Caithness and HMS Calcutta 1803 at the Cape

Action at sea: French Revolutionary Wars by Louis Philippe Crepin

In August 1803 James Caithness joined HMS Calcutta and a new chapter opened in his career. He was about to visit Australia and circumnavigate the world, an adventure beyond his wildest dreams.

Calcutta was an ex-East Indiaman bought by the navy in 1795, converted into a 56-gun fourth rate and used as an armed transport with the famous Captain Bligh in command. By the end of 1802 the ship had been refitted to carry convicts to New South Wales, under Captain Daniel Woodriff. She sailed from Spithead on 28 April 1803, in company with another vessel, Ocean, with 308 convicts as well as civil personnel, a detachment of marines and a crew of 150. The intention was to found a settlement.

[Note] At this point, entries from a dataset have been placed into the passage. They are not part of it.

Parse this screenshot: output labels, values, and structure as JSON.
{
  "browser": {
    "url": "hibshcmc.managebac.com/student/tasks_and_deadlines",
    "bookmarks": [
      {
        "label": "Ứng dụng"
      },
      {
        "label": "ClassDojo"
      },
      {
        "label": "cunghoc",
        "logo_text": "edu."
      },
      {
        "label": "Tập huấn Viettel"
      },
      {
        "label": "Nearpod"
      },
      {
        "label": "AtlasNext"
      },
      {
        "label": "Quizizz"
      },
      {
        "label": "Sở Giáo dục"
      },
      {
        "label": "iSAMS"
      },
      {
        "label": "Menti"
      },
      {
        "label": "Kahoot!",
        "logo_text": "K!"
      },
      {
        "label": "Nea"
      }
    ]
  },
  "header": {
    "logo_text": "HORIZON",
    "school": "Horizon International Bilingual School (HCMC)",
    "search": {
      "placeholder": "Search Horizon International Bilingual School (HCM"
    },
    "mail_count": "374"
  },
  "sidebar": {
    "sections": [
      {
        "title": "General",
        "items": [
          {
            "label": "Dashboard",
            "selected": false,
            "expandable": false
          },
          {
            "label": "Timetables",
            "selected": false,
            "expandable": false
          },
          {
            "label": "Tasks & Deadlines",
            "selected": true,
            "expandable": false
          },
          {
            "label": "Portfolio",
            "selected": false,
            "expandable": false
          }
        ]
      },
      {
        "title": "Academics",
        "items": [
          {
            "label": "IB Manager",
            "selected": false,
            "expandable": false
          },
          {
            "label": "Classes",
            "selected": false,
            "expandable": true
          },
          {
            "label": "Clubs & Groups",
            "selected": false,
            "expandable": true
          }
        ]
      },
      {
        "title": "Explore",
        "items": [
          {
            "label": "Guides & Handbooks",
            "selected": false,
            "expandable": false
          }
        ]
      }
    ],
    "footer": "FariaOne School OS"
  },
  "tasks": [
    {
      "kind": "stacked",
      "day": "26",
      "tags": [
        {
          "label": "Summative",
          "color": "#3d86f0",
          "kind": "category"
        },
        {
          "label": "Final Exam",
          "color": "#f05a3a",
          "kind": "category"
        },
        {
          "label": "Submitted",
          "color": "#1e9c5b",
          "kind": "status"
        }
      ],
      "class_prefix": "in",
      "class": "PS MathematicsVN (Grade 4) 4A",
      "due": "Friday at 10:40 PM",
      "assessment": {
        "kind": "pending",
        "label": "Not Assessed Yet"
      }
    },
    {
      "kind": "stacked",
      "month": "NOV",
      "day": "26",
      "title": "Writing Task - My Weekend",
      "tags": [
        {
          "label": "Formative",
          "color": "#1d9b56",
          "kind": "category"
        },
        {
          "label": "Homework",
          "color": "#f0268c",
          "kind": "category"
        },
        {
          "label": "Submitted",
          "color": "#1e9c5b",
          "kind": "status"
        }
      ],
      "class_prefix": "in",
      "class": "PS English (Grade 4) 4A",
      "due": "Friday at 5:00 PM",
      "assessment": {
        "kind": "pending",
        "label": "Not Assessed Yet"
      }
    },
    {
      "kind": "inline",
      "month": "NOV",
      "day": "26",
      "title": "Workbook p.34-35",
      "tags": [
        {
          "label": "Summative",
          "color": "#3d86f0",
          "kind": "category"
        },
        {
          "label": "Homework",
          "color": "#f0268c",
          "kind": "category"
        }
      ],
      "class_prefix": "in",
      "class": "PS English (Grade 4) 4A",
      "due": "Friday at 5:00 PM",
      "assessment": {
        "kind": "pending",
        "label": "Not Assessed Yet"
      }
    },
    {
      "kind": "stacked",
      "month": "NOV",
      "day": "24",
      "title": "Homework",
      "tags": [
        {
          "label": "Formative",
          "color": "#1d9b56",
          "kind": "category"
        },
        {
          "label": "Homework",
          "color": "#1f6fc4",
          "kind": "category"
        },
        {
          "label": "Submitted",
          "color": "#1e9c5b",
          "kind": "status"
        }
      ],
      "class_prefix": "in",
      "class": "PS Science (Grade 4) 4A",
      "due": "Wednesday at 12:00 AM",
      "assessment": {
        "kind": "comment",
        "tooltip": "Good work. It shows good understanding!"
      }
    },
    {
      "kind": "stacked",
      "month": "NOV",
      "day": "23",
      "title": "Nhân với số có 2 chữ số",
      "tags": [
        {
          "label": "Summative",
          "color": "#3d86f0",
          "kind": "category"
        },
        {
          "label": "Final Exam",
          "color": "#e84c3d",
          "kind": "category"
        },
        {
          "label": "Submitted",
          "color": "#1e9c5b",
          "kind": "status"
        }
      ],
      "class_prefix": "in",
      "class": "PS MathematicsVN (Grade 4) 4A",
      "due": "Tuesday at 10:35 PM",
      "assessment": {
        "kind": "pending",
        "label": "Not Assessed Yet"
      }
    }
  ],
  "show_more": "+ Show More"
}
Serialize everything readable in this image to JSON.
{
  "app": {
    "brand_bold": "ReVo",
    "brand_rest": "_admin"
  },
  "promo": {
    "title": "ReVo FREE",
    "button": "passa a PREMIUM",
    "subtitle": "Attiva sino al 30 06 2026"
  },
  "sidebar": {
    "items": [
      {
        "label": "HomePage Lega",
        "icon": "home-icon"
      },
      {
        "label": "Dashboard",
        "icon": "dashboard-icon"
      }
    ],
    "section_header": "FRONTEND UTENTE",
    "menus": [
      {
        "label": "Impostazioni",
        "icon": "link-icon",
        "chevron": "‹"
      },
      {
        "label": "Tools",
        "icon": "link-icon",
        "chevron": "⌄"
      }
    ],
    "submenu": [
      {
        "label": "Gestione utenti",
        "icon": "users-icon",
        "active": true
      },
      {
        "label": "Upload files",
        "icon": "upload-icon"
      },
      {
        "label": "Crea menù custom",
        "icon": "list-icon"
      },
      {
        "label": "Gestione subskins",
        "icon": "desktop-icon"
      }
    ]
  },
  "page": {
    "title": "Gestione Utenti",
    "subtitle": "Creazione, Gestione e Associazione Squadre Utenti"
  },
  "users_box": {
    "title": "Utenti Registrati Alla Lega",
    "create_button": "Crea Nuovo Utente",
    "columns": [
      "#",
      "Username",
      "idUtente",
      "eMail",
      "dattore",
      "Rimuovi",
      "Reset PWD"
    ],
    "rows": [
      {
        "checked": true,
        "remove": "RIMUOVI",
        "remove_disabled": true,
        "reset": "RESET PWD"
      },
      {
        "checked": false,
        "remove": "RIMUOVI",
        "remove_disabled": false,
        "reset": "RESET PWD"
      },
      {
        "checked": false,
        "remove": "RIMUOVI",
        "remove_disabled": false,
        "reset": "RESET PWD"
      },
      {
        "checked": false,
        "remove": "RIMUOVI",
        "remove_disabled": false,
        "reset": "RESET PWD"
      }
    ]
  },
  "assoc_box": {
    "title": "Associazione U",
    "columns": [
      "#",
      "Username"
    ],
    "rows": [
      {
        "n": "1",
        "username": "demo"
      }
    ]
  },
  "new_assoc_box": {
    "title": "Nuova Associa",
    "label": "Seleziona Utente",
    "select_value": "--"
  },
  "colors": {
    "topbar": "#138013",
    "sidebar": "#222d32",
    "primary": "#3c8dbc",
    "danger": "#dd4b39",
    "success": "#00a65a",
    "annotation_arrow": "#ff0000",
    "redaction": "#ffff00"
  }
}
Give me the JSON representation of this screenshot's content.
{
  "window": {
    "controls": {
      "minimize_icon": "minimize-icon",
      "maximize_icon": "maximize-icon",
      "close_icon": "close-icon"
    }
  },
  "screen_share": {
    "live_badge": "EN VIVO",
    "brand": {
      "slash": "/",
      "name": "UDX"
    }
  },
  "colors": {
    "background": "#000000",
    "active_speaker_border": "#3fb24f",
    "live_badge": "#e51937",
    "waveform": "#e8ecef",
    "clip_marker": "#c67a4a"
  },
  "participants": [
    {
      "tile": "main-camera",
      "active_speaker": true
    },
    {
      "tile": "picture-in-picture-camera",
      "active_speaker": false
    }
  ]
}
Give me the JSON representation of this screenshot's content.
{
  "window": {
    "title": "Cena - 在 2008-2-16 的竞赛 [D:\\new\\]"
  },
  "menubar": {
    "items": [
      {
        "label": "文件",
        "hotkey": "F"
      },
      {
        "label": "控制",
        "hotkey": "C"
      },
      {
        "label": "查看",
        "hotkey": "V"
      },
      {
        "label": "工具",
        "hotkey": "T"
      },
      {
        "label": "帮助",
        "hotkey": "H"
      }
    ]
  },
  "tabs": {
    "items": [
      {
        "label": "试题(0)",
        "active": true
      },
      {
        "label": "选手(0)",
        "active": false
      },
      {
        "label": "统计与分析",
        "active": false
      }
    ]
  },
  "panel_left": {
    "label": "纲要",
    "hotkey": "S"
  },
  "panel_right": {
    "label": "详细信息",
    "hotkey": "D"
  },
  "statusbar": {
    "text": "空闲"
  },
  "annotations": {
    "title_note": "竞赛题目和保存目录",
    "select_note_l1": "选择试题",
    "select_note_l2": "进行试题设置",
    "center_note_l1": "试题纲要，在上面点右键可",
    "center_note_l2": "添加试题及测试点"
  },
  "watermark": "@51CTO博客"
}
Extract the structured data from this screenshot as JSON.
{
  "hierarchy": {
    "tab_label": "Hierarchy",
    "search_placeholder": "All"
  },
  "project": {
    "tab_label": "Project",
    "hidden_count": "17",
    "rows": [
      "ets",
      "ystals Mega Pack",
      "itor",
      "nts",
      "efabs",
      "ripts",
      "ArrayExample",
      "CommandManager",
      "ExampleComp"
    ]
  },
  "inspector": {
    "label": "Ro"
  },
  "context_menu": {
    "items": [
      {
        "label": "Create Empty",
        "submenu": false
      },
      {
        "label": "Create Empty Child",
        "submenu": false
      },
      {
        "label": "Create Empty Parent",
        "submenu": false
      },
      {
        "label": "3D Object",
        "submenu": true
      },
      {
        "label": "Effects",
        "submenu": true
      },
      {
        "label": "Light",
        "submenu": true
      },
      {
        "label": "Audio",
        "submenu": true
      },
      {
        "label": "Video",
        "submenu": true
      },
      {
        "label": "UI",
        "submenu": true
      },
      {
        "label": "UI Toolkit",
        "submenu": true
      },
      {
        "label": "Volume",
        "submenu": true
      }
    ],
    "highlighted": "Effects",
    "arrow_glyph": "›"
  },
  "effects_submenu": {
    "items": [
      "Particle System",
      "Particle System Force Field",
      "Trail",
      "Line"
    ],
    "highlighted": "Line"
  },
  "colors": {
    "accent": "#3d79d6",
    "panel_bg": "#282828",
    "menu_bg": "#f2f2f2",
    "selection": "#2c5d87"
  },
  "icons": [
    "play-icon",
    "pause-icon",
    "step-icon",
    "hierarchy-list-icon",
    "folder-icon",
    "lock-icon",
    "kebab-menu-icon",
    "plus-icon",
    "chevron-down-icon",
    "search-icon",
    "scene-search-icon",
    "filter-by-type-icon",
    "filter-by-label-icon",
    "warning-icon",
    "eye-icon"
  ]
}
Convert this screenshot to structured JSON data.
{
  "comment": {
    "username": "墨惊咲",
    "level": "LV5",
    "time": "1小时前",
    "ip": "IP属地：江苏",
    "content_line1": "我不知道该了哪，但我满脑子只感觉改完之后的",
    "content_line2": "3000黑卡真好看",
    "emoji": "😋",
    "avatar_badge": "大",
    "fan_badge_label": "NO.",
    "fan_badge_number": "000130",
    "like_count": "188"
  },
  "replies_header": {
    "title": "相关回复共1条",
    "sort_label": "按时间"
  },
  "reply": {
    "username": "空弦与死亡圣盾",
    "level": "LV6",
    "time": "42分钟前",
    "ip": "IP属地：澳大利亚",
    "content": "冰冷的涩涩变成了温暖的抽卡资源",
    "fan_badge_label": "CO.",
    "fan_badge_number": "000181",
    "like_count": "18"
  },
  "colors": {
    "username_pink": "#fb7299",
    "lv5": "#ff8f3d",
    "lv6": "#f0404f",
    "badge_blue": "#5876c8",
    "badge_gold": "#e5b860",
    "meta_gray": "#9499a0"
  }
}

Calcutta arrived at Rio de Janeiro on 19 July and the Cape of Good Hope on 13 August, 1803. Remarkably, a contemporary diary by Robert Knopwood reveals that HMS Calcutta, being short of crew, took on seven men at Simon’s Bay (Simonstown, Cape) on 16 August.*Musters for the vessel confirm
that James Caithness was one of the seven added to the complement.







Page from Knopwood diary: 'HM Ship Calcutta at Anchor in Simon's Bay ... 13 (August)
at 9 Saluted the Battery with 11 Guns which was returned ... found an English whaler and two ships riding in the Bay under Dutch colours** ... 16  AM Received 842 lb of fresh beef and 400 lb of soft bread. 

Received 7 British Seamen/Volunteers ...'

James Caithness listed on muster of HMS Calcutta 1803
Further research should establish when he was discharged from HMS Mars and give a clue as to why he turned up at Simon’s Bay in August 1803.
 
Map of the Colony of Good Hope, c 1800

Interestingly, HMS Mars, after refitting at the Hamoaze anchorage, Plymouth, at the end of February 1803, was involved in the fruitless pursuit of some foreign ships supposedly headed for the Cape of Good Hope under the Dutch Admiral de Winter.







*  The diary of the Reverend Robert Knopwood, 1803-1838 : first chaplain of Van Diemen's Land edited by Mary Nicholls
** By the Treaty of Amiens 1802 between England and France, the Cape Colony was returned to the Netherlands and came under the rule of the Batavian Republic from February 1803 to 1806 when the 2nd British Occupation of the Cape commenced. It’s likely that the presence of Dutch ships at Simon’s Bay came as a surprise to those on board HMS Calcutta.